I nagle, w lutym 2024 roku, za namową teścia, została współprzewodniczącą Republican National Committee – komitetu partyjnego republikanów, który zatwierdza program wyborczy partii, finanse etc.
"Potrzebuję kogoś, komu mogę zaufać"
"Moja bardzo utalentowana synowa Lara Trump zgodziła się kandydować na stanowisko współprzewodniczącej RNC" – ogłosił były prezydent.

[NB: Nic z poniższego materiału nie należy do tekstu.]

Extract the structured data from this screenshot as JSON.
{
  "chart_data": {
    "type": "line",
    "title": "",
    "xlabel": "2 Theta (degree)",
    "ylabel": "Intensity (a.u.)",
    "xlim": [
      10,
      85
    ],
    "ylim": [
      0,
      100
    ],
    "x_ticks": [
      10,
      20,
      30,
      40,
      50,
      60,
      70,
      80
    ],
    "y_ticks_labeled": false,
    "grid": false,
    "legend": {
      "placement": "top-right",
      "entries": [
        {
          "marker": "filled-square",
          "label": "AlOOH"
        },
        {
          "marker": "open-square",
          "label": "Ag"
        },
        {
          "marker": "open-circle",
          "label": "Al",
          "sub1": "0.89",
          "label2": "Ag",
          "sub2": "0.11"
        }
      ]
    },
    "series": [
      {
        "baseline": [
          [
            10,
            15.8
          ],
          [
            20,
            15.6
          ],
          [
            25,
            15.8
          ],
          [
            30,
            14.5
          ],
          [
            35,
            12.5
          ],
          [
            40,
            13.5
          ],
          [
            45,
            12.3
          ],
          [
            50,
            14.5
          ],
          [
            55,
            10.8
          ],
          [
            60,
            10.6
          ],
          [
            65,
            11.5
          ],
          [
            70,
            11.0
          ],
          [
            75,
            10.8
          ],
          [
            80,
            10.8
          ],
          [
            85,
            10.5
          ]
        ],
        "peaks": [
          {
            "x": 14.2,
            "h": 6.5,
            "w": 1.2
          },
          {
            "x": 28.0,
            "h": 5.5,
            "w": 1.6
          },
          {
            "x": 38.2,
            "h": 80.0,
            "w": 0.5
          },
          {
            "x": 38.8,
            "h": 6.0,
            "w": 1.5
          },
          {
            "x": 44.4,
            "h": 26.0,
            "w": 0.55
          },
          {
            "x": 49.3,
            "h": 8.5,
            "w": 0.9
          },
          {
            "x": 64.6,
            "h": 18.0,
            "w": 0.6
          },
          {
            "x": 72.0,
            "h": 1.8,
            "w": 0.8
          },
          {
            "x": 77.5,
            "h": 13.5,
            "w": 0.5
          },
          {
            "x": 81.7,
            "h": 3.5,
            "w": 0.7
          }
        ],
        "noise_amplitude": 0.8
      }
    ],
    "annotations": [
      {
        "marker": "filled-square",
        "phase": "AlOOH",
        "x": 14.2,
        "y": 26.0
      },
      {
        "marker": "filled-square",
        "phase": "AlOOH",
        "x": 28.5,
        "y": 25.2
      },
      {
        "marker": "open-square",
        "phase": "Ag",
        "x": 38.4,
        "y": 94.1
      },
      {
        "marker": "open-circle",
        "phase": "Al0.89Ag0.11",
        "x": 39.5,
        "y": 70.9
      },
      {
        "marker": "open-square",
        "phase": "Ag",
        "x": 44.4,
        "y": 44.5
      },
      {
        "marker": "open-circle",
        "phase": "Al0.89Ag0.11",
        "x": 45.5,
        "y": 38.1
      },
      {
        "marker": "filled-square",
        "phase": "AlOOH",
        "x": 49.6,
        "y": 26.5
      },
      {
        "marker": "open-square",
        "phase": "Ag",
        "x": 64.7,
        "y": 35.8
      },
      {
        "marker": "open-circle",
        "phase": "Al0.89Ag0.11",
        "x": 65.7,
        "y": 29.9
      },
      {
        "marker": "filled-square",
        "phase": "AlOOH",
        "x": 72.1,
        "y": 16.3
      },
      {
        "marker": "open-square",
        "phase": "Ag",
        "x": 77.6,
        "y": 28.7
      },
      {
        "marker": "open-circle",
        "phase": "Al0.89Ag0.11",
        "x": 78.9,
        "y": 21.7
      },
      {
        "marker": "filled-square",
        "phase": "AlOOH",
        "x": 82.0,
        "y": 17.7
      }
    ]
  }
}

Podobno nie była to jednak szybka decyzja. "Nie chcę na tobie wywierać presji, ale potrzebuję kogoś, komu mogę zaufać" – miał jej powiedzieć Trump. Do podjęcia decyzji mieli ją też przekonywać Ivanka Trump i jej mąż.
Ona sama mówiła zaś, że była w szoku, kiedy teść zadzwonił do niej w tej sprawie.
Dziś, jak analizuje Eric Cortellessa, dziennikarz "Time" jej przemówienie "było zaprezentowaniem jej narodowi w wielkim stylu", ponieważ chociaż Lara brała już udział w kampaniach wyborczych i przez ostatnie lata była częścią rodziny Trumpa i jego politycznego, wewnętrznego kręgu, po raz pierwszy występuje w roli, która daje jej realną władzę w Partii Republikańskiej.
Ale czy Lara ma większe ambicje? To się dopiero okaże. Cortellessa, który z nią rozmawiał, pisze, że kazała mu zwrócić uwagę na drugiego syna Trumpa, Donalda Johna Trumpa Jr. Bo jeśli ktoś w rodzinie Trumpów miałby mieć polityczne aspiracje, by ubiegać się o wyższe stanowisko, to właśnie on.